My hubby remembers always seeing it blooming in the spring. They used to run a dairy farm here and the cows were permitted to eat them.

SeaDragonTatoo, the shape of the flowers is similar but the leaves are not taller than the flower stem.

I don’t believe they are Star of Bethlehem.

I’m doing a quick guess of some type of narcissus. The structures of the plants look like paper white narcissus.

I see there are more variations in Star of Bethlehem than I thought. I did eventually find the structure I thought disqualified it as such. I never found a matching picture for the flowers though.

Have you ever pulled one up, and found a sort of bulb? My dad used to pull up flowers like these, and there would be a slender bulb at the root, something like a green onion. He’d wash the bulbs and eat them, raw. He doesn’t do much outside walking these days, so he probably doesn’t do that any longer.
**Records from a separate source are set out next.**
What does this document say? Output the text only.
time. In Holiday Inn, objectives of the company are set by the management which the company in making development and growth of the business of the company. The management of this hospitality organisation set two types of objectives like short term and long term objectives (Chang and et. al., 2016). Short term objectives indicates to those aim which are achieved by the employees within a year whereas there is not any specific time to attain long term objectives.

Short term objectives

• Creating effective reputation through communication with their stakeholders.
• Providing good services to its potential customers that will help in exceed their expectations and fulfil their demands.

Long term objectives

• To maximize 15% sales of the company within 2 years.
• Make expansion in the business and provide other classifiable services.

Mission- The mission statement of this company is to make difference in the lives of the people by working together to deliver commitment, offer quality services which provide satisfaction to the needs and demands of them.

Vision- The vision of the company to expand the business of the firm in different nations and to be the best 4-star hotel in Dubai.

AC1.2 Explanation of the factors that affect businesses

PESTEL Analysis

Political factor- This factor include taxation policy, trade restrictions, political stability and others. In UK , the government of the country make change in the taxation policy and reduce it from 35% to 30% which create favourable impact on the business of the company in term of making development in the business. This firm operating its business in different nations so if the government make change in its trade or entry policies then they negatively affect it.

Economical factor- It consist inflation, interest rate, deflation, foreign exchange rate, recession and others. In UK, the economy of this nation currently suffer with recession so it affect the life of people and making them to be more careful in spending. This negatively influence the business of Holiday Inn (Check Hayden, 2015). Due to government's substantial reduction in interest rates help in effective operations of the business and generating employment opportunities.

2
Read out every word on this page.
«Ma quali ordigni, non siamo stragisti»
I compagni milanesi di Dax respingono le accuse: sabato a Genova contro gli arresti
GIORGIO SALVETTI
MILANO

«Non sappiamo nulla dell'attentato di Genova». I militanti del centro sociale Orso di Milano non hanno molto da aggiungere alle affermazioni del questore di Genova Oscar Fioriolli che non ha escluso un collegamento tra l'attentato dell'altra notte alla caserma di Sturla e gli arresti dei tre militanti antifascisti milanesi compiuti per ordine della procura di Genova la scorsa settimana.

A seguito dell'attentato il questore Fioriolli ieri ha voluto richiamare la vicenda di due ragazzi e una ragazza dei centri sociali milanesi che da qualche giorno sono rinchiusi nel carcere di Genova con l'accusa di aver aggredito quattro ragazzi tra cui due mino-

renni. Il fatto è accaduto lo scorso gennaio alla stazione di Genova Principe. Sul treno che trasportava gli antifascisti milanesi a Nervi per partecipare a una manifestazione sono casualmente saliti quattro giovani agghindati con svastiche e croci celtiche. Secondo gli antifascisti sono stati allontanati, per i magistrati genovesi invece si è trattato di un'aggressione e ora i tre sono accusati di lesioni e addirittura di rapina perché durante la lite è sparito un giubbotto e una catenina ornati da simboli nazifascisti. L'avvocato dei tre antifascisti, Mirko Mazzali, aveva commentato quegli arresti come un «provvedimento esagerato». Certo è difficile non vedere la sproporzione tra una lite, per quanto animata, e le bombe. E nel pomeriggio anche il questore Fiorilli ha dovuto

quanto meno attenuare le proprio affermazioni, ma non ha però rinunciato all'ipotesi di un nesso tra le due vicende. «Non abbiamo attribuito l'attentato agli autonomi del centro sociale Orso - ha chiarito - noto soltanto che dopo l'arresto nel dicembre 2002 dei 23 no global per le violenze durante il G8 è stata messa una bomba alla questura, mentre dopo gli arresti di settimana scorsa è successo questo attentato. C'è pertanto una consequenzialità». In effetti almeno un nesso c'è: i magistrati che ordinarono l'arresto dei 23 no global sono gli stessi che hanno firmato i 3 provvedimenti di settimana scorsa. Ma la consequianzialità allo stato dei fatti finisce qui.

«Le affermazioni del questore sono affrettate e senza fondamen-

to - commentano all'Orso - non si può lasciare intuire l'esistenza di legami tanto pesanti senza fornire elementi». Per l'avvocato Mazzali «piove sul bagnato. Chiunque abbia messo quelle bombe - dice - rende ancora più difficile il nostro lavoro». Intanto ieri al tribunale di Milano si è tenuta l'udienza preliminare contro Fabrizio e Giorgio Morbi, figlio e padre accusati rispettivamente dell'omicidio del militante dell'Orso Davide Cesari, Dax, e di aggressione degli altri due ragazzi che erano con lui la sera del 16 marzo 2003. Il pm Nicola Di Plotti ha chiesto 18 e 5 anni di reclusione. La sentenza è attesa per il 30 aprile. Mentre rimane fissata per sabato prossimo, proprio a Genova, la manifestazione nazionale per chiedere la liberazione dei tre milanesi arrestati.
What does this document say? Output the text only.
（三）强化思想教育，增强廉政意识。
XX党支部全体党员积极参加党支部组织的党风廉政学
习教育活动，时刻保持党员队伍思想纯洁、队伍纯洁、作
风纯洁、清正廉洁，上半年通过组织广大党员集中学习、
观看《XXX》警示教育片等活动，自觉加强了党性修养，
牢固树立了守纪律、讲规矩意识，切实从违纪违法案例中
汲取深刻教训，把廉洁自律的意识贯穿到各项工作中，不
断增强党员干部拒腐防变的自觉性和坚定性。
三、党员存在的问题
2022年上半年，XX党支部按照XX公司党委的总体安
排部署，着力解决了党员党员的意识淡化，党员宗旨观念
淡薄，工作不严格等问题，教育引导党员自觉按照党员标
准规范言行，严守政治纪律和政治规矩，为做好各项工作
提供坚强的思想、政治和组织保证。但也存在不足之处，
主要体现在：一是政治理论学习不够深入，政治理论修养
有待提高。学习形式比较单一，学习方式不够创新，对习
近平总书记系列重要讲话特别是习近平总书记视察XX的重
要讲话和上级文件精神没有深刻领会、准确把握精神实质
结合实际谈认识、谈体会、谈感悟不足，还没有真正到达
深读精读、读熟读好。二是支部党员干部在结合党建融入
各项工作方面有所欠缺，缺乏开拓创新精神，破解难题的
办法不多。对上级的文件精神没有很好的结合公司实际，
I’ve always been under the impression that they’re some sort of allium, though.

If it smells like onion then it’s not Star of Bethlehem.

I’d say a member of the allium family based on the appearance of the unopened flower buds, but I’m guessing. I don’t think the structure of the open flowers much resembles the pics of SoB you linked (imho)

Dug a clump up - they do have some tiny bulbs, but no onion smell. HD, it also reminds me of paperwhites but there’s no trumpet-shaped part in the center of the flower.

The S o B descriptions all talk about a slender thread structure which is triangular in cross-section under the pistil. These are so tiny that I can’t see that - maybe I’ll take one to work and look at it under the magnifier.

They also lack the green stripe on the back of the petals which is apparently a hallmark of S o B.

Seeing as how my daughter presented me with a tiny fist of these last week, I sent your url to a local site my nurseryman frequents.

He calls them “wild onion”, which a google confirms to be…

Thanks lieu!

I figured they were some kind of native wildflower, from hubby’s testimony about them being on the farm back in the 50’s. These must be very mild if they let the milk cows eat them.

Well, NinetyWt, he’s done some more research, thinks wild onion usually has a little pink to it and advises this is actually Crow Poison (Nothoscordum bivalve). I’ve looked at both in google images and part of the problem appears to be they’re so similar sometimes they’re misidentified. See what you think since you’ve got an upclose view.

Finally I had time to double-check. Yes, that looks very much like it! Thank you lieu. Thank your friend for me too.

Interesting name (and history).

:slight_smile:

Now we have an answer. It is a very pretty flower, and I had to keep returning to see what it was.

In a perfect world, you could come see it in person, when you get tired of the cold weather up there. :slight_smile:

Cool! (It’s AKA “false garlic”, apparently.) So Ninety, are you finding lots of dead crows in that field? :stuck_out_tongue: (Seriously, it’s said that the Cherokee made a poison out of it which they put into crow bait: voila, no more crows eating the corn crop.)